La tigresse de Barbès
(Une envie de mettre ici de (très) vieux textes... )
Elle a, comment dire, elle a... Elle a une pupille de fer sous une paupière de velours, une peau de pêche sous son cuir moulant, un p'tit cul d'hôtesse de l'air et la capacité pulmonaire de Lara Croft. Bref, elle a quelque chose que les autres n'ont pas, et si la mistinguette ramène sa biscotte, je te parie ma paye que même toi, petit blasé à l'oeil goguenard, tu n'y résisteras pas.
Et moi, vieux de la vieille et pas frais de la veille, elle m'a choisi.
Pourtant, j'ai essayé de résister. Parce que, moi, j'en ai vécu, des aventures, comme on dit dans le beau monde, j'en ai bouffé de la chatte, comme on dit dans le vrai monde, bref, mon coeur de pauvre idiot a été pris, éprouvé et jeté plusieurs fois (et pas des moindres).

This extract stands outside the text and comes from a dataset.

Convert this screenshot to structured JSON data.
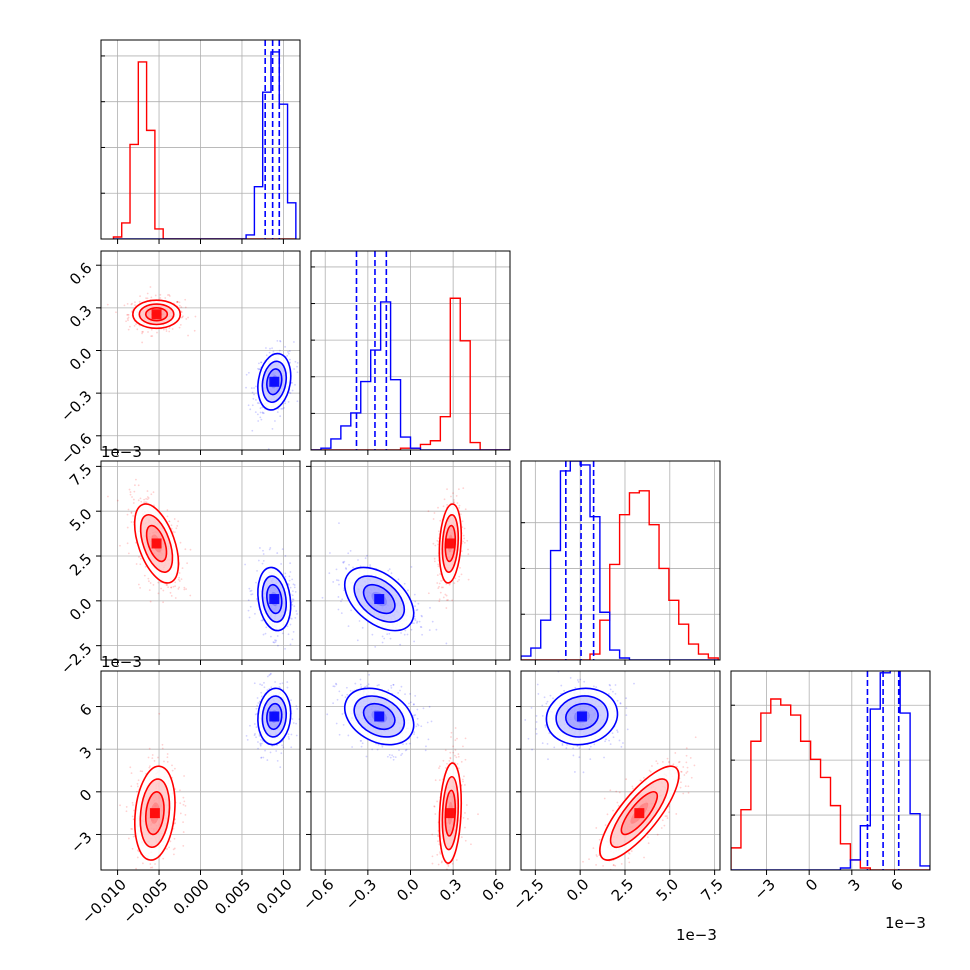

Mais ma tigresse, c'est pas pareil... elle est terriblement femme voire terriblement homme, surtout quand elle me prend au bras de fer, et qu'elle m'attache aux barreaux, me coince sous ses membres échauffés et moëlleux.
Elle est pathétiquement merveilleuse, et quand elle n'est pas là, c'est pas pareil dans mon coeur de moineau. Elle me manque, et ça, mecton, c'est avoir des couillesque de l'avouer à un ptit con comme toi, qu'a certainement jamais baissé son froc devant autre chose que la cuvette des chiottes et qui ignore que l'Amour, quand ça vous tient, ça vous change un homme.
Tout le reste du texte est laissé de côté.